חפר is, as the Arab. hâfir, hoof, shows, the proper word for the horse's impatient pawing of the ground (whence it then, as in Job 39:29, signifies rimari, scrutari). עמק is the plain as the place of contest; for the description, as now becomes still more evident, refers to the war-horse. The verb שׂישׂ (שׂוּשׂ) has its radical signification exsultare (comp. Arab. s]ts, skirta'n, of the foetus) here; and since בּכח, not בּכּח, is added to it, it is not to be translated: it rejoices in its strength, but: it prances or is joyous with strength, lxx γαυριᾷ ἐν Ἰσχύΐ. The difference between the two renderings is, however, scarcely perceptible. נשׁק, armament, Job 39:21, is meton. the armed host of the enemy; אשׁפּה, "the quiver," is, however, not used metonymically for the arrows of the enemy whizzing about the horse (Schult.), but Job 39:23 is the concluding description of the horse that rushes on fearlessly, proudly, and impetuously in pursuit, under the rattle and glare of the equipment of its rider (Schlottm. and others). רנה (cogn. of רנן), of the rattling of the quiver, as Arab. ranna, ranima, of the whirring of the bow when the arrow is despatched; to point it תּרנּה (Proverbs 1:20; Proverbs 8:3), instead of תּרנה, would be to deprive the language of a word supported by the dialects (vid., Ges.
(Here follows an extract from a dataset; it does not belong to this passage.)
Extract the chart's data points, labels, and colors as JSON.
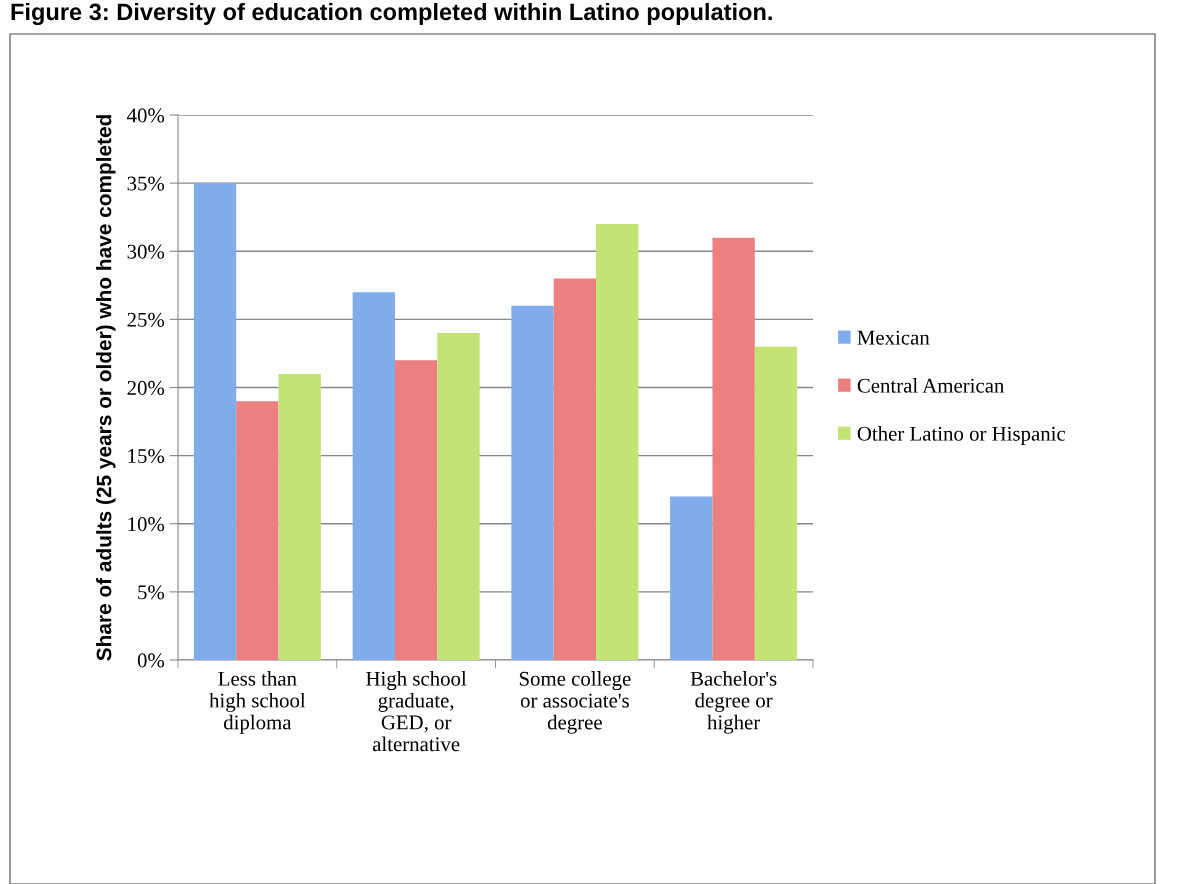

Thes.). On Job 39:24 we may compare the Arab. iltahama-l-farasu-l-arda, the horse swallows up the ground, whence lahimm, lahı̂m, a swallower equals swift-runner; so here: with boisterous fierceness and angry impatience (בּרעשׁ ורגז) it swallows up the ground, i.e., passes so swiftly over it that long pieces vanish so rapidly before it, as though it greedily sucked them up (גּמּא intensive of גּמא, whence גּמא, the water-sucking papyrus); a somewhat differently applied figure is nahab-el-arda, i.e., according to Silius' expression, rapuit campum. The meaning of Job 39:24 is, as in Virgil, Georg. iii.:83f.:
Tum si qua sonum procul arma dedere,
Stare loco nescit;
and in Aeschylus, Septem, 375: ὅστις βοὴν σάλπιγγος ὁρμαίνει (Hermann, ὀργαίνεἰ μένων (impatiently awaiting the call of the trumpet). האמין signifies here to show stability (vid., Genesis, S. 367f.) in the first physical sense (Bochart, Rosenm., and others): it does not stand still, i.e., will not be held, when (כּי, quum) the sound of the war-trumpet, i.e., when it sounds. שׁופר is the signal-trumpet when the army was called together, e.g., Judges 3:27; to gather the army that is in pursuit of the enemy, 2 Samuel 2:28; when the people rebelled, 2 Samuel 20:1; when the army was dismissed at the end of the war, 2 Samuel 20:22; when forming for defence and for assault, e.g., Amos 3:6; and in general the signal of war, Jeremiah 4:19. As often as this is heard (בּדי, in sufficiency, i.e., happening at any time equals quotiescunque), it makes known its lust of war by a joyous neigh, even from afar, before the collision has taken place; it scents (praesagit according to Pliny's expression) the approaching conflict, (scents even in anticipation) the thundering command of the chiefs that may soon be heard, and the cry of battle giving loose to the assault. "Although," says Layard (New Discoveries, p. 330), "docile as a lamb, and requiring no other guide than the halter, when the Arab mare hears the war-cry of the tribe, and sees the quivering spear of her rider, her eyes glitter with fire, her blood-red nostrils open wide, her neck is nobly arched, and her tail and mane are raised and spread out to the wind. The Bedouin proverb says, that a high-bred mare when at full speed should hide her rider between her neck and her tail."